My girlfriend and I will be traveling to Seattle, Washington soon to have a clean start and we are looking to begin our roots in alternative living. We know Washington is where we want to be but are unsure with where exactly. We have be unable to find any reliable squats or information on active communes looking for new members. If you know of any housing or active squats please let us know. We should be arriving in Washington by the 31st of this month so we hope to have a place set up or somewhere to stay. Thanks alot for your time.


----------



## dprogram

Check out Intentional Communities here for Washington state communes... =) Good Luck!
http://directory.ic.org/intentional_communities_in_Washington


----------



## Higgy

I checked out that link earlier today and most of the communes don't seem active I was interested in the one in Olmypia but the website address was faulty it went to something that wasn't right. I'm hoping to run into something that was more recently updated or posted but I appreciate the help brotha!


----------



## jjoshea

Higgy said:


> My girlfriend and I will be traveling to Seattle, Washington soon to have a clean start and we are looking to begin our roots in alternative living. We know Washington is where we want to be but are unsure with where exactly. We have be unable to find any reliable squats or information on active communes looking for new members. If you know of any housing or active squats please let us know. We should be arriving in Washington by the 31st of this month so we hope to have a place set up or somewhere to stay. Thanks alot for your time.


spokane is a little more lower key than seattle or the puget sound area,if you dont mind the working class atmosphere. plenty of empty buildings i used to explore inthe day,also missoula is right up the road.plenty of places feed,real good.


----------



## 180 Degrees

I worked a petition in Washington back in 2003 and lived in Seattle for a few months and Spokane for a few. Spokane is definitely more low-key. I really enjoyed both areas quite well. Never stayed at a commune, so I'm really unfamiliar there. What exactly are you looking for? A particular type of lifestyle? A cheap place to live?


----------



## jjoshea

180 Degrees said:


> I worked a petition in Washington back in 2003 and lived in Seattle for a few months and Spokane for a few. Spokane is definitely more low-key. I really enjoyed both areas quite well. Never stayed at a commune, so I'm really unfamiliar there. What exactly are you looking for? A particular type of lifestyle? A cheap place to live?
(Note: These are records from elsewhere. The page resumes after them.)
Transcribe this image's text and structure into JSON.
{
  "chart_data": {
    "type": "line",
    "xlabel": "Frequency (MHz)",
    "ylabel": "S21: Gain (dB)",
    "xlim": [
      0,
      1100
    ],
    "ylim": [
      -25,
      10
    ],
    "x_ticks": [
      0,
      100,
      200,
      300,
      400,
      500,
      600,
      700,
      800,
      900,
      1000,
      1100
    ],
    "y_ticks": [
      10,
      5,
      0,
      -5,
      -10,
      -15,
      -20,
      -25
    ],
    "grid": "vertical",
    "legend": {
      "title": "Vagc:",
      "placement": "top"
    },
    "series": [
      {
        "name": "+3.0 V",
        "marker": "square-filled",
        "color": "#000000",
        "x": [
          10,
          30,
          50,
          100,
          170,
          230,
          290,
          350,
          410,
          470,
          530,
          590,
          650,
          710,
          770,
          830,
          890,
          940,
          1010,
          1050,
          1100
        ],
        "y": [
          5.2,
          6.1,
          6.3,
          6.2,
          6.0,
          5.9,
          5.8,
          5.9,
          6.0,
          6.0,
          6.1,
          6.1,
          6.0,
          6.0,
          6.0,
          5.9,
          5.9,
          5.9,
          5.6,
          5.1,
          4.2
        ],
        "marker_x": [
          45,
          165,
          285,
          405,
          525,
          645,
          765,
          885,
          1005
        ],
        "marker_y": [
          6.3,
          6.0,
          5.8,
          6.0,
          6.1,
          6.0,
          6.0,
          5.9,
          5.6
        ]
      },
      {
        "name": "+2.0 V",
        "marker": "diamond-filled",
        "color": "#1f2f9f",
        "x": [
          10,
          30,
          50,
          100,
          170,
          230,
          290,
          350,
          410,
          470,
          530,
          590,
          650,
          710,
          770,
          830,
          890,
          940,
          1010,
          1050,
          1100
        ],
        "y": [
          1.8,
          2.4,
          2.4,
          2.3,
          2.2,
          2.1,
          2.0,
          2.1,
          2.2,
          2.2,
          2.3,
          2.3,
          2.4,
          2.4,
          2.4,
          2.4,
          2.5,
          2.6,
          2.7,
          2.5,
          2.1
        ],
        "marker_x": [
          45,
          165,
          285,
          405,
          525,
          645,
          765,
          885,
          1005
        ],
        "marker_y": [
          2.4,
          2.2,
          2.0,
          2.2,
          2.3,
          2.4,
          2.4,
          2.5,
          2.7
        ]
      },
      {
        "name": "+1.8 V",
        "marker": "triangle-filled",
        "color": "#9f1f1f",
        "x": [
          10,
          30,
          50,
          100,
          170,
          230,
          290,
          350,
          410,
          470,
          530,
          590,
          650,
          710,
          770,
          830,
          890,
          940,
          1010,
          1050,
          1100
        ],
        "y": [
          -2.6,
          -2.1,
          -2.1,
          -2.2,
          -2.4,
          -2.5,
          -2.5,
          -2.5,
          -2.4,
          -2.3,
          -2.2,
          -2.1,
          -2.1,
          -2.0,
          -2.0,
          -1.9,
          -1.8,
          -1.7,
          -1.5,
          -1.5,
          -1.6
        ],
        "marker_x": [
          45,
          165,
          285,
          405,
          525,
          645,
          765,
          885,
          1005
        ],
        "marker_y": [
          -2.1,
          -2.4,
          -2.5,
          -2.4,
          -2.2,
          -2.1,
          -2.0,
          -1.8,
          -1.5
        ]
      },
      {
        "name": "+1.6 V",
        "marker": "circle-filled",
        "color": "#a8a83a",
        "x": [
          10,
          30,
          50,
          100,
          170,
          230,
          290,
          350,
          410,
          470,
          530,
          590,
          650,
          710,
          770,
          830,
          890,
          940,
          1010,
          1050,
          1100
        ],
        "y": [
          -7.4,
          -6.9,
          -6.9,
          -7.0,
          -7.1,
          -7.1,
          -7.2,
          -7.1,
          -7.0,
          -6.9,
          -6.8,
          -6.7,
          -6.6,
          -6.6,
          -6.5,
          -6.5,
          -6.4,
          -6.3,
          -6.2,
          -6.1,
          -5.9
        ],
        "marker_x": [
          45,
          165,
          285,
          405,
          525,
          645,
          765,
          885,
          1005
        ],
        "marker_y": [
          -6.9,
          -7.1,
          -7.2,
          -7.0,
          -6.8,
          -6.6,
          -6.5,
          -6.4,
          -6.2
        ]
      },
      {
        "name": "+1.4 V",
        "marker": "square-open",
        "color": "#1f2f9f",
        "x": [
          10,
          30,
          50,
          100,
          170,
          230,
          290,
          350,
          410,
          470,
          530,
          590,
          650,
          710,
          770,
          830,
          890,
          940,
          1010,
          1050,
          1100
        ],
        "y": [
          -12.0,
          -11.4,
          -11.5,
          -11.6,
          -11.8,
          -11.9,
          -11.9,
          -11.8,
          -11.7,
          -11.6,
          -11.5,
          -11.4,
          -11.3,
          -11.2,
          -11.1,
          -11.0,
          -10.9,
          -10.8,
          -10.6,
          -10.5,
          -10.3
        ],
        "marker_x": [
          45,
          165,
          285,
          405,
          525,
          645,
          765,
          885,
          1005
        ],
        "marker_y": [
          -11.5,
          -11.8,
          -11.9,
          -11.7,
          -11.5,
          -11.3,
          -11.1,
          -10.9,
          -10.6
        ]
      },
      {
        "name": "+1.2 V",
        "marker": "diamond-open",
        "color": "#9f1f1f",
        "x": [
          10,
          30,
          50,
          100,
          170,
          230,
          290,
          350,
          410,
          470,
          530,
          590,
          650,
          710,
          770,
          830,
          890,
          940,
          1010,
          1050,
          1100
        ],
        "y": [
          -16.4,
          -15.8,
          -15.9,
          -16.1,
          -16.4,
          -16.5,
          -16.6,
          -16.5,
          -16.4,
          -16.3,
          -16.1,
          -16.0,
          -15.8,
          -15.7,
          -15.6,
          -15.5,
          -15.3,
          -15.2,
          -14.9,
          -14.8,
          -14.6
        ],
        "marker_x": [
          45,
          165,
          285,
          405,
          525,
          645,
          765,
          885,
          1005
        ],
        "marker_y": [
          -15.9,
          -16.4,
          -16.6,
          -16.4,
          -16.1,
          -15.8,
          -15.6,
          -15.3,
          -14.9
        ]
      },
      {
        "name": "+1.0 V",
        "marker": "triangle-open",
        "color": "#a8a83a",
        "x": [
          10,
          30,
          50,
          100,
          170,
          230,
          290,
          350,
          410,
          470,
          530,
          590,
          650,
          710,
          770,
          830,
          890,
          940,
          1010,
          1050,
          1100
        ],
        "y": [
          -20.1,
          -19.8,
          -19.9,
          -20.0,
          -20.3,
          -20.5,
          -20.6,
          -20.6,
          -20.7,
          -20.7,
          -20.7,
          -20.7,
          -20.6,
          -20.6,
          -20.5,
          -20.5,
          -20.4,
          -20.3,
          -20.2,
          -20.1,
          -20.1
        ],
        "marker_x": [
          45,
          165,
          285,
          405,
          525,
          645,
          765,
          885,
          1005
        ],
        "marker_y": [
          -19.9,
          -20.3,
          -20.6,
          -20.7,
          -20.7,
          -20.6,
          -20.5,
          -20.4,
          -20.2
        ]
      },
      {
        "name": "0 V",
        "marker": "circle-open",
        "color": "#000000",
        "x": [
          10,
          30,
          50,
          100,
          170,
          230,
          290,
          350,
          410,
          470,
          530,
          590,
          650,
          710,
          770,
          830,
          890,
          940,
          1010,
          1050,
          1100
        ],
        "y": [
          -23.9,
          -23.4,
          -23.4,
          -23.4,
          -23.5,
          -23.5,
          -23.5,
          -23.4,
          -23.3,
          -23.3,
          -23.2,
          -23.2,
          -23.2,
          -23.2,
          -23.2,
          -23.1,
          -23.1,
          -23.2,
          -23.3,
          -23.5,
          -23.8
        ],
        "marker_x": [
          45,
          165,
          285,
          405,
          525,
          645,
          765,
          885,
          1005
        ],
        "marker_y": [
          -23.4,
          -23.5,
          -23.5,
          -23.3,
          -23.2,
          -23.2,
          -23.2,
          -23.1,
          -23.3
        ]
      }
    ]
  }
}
can i still get a lift out west...need to make plans say goodbyes etc. if not happy trails.


----------



## 180 Degrees

Sure thing. I will call you later this evening. Cheers!


----------



## Faunus

Hey, if anyone is searching Spokane, like I did, hit me up! I'm currently working a terrible job in eldercare, trying to save up for a truck and a trailer, potentially out to the Olympic peninsula. I was born here, but haven't lived here for years, so I would love to know any locals to chill with before my outward-bound motion lol


----------



## Damon26

I live in spokane Washington i live on the north side


----------



## Ty da Tech Guy

Damon26 said:


> I live in spokane Washington i live on the north side


I am also in Spokane Damon26, but do you mean you squat on the northside or pay for your place? I am in the valley, have been homeless for about 3 years. I do find alot of places out here, but due to nosy neighbors, have had a very hard time squatting anywhere for anything more then a few days before the cops showing up and trespassing myself or people in my group...


----------